HR people say, a good job(employer) is the one, you can recommend to a close friend, family member or somebody important in your life. Of course the message is a little shortened and I can imagine a Facebook group is being created to fight against my short-cut, but believe me, it works this way.
Today I am here to tell you about my job and recommend you to consider getting a similar one. Well, not the exact one like mine, but a job in the world of SAP.
Why would you do that? Let me tell you why I write this blog first (this blog) and I am going to tell you what benefits you can get from your possible SAP career, my dear young brain in the soon-to-come second part of the blog).
You can find an interesting comment by Martin Gillet, SAP Mentor (honored status even if you don´t know the man) from Belgium, below my last blog “Is SAP career good for top IT students??”. Read the blog and the comment yourself or let me remind the comment (shortened):
“I trust SAP is a great place where you can get international exposure to high tech and innovation, building up the business tools of tomorrow. Although many alternatives exist, we must, as a Community, as SAP Mentors share these information and values, to promote a great place to work and build a career. For your information, I just received today my monthly copy of the RH Tribune (well known Human Resources magazine for French speakers) which has an article on ‘How to seduce 2010 graduates‘… In the field of study ‘IT’, SAP only shows up at the 13th place!”
The comment keeps bugging me days and nights since it appeared below my blog. It is a duty of everybody, who can help, to help, so I feel like I´d better try to help here. I started reading all the information sources I could find (what means more and more blogs on SDN, for example, you can do the same here: SAP Blogs: Career Center). I have found some more people interested in the “future of SAP”, “attracting young IT brains” and similar topics.
Especially “Where is the next generation of SAPpies coming from??” by Yariv Zur (SAP Labs Israel) or “SAP’s Role in Growing The Next Generation of Technology Leaders” by Jason Grosse (SAP Canada) which deal with the “ready-to-get-hired-aged-people” or a beautiful blog by Maya Bahar about GirlTech@SAP (what is an awesome initiative and I would love to see some more like this one, I send my regards to Maya…!).
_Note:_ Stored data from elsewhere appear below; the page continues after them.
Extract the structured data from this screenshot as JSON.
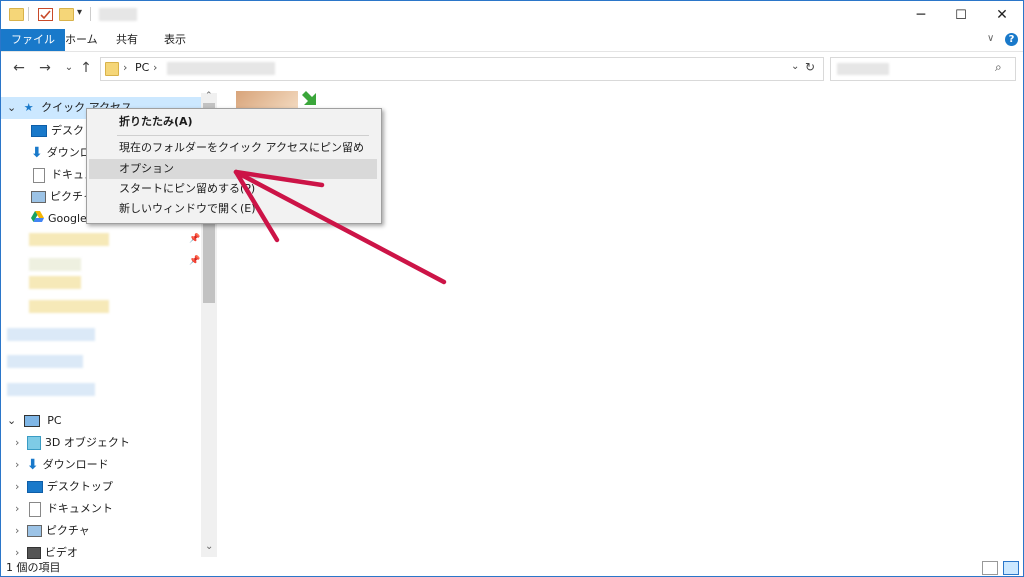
{
  "window": {
    "controls": {
      "minimize": "─",
      "maximize": "☐",
      "close": "✕"
    }
  },
  "ribbon": {
    "tabs": [
      "ファイル",
      "ホーム",
      "共有",
      "表示"
    ],
    "help": "?"
  },
  "address": {
    "path": [
      "PC"
    ],
    "separator": "›"
  },
  "nav": {
    "quick_access": "クイック アクセス",
    "quick_items": [
      {
        "label": "デスクトップ",
        "icon": "desktop-icon"
      },
      {
        "label": "ダウンロード",
        "icon": "download-icon"
      },
      {
        "label": "ドキュメント",
        "icon": "document-icon"
      },
      {
        "label": "ピクチャ",
        "icon": "picture-icon"
      },
      {
        "label": "Google",
        "icon": "google-drive-icon"
      }
    ],
    "pc": "PC",
    "pc_items": [
      {
        "label": "3D オブジェクト",
        "icon": "3d-object-icon"
      },
      {
        "label": "ダウンロード",
        "icon": "download-icon"
      },
      {
        "label": "デスクトップ",
        "icon": "desktop-icon"
      },
      {
        "label": "ドキュメント",
        "icon": "document-icon"
      },
      {
        "label": "ピクチャ",
        "icon": "picture-icon"
      },
      {
        "label": "ビデオ",
        "icon": "video-icon"
      }
    ]
  },
  "context_menu": {
    "items": [
      {
        "label": "折りたたみ(A)",
        "bold": true
      },
      {
        "label": "現在のフォルダーをクイック アクセスにピン留め"
      },
      {
        "label": "オプション",
        "highlighted": true
      },
      {
        "label": "スタートにピン留めする(P)"
      },
      {
        "label": "新しいウィンドウで開く(E)"
      }
    ]
  },
  "status": {
    "item_count": "1 個の項目"
  },
  "colors": {
    "accent": "#1979ca",
    "arrow": "#cc1447",
    "selection": "#cce8ff"
  }
}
We (the team, if I am on the team; the team, which does not exist…yet) should tell the young talented IT and business people (and some more fields, I can´t address) how is it to work for SAP, with SAP, in SAP because it is great! and we would like to see the name of The Company moving up in the Survey list in the coming years.
Yes, it may be fun to work for Google. I understand that (not really, because I have never had a desire to program a zillion one web page with a Google logo). But these people are not responsible for money, goods, business, lives, careers, markets and all the stuff you get responsible for when you work with SAP. Let me adapt a comment posted by Martin Lang Is SAP career good for top IT students?: “I would guess potentially even more (growth opportunities) so than with many other tech careers, as pretty much everything SAP is ultimately part of companies core processes and core processes usually are revenue generating. Improving revenue generating processes is something employers or companies are always extremely excited about, which usually reflects in good compensation as well as good working environments.”
When you read these words, you can think about the career opportunities, about the money, the positions and other material things you could get through the SAP career. But I remind this comment, because you can apply the words on the “personal purpose” and the responsibility issue. You can program some more Google apps to have some “fun” (sometimes I feel like those people who dream about working for Google don´t understand that would have to work except all that “fun”). But for me, and for my friends, it is a rewarding feeling to participate on the company´s success, because these days the whole business is done in your ERP system. In the other words: you can program computer games with witches and sorcerers or you can hunt the invoices and debts. Which one is more adult?
A friend of mine, who is starting his SAP career right now, comments: I will be able to contribute to a company and will enjoy the satisfaction once I solve a problem, that will in turn make the business more efficient and that is very important to me.
By the way: when you kill a digital sorcerer, nothing changes. But when you help the company earn some money, you could help people to change their lives: read about Food for points and how Members Inspire New SAP Community Network Recognition Program.
There are more cool things about working with SAP. The one most important for me is that SAP supports many processes, offers so many out-of-the box features and functionality, which is of a high standard. That means you can learn a lot (about doing business, running company etc.) only from following processes in SAP, learning how they work/ flow.
Let´s say, you´re a fresh graduate and start some Java dev job. What will the project, the team teaches you about the “functional side”, about who will use your software, why, how much money will it spare, how users want to use the software? They will not teach you much (in my opinion): they will give you some papers, mock-ups, descriptions about what to develop, about the algorithms, security etc., but that is all technical so much. It will not teach you anything about Purchasing, Banking, Planning or Staffing, just to name few topics.
Doing SAP one learns a lot about how the company works. They told me nothing about the invoicing at school, and I have never been on Java dev project where I understood anything more about the topic except the Java syntax and libraries. SAP will help you grow.
P.S.: I think Google is a great company, but this blog is not about “Hey, come work to Google, man”, so please forgive me the comparison.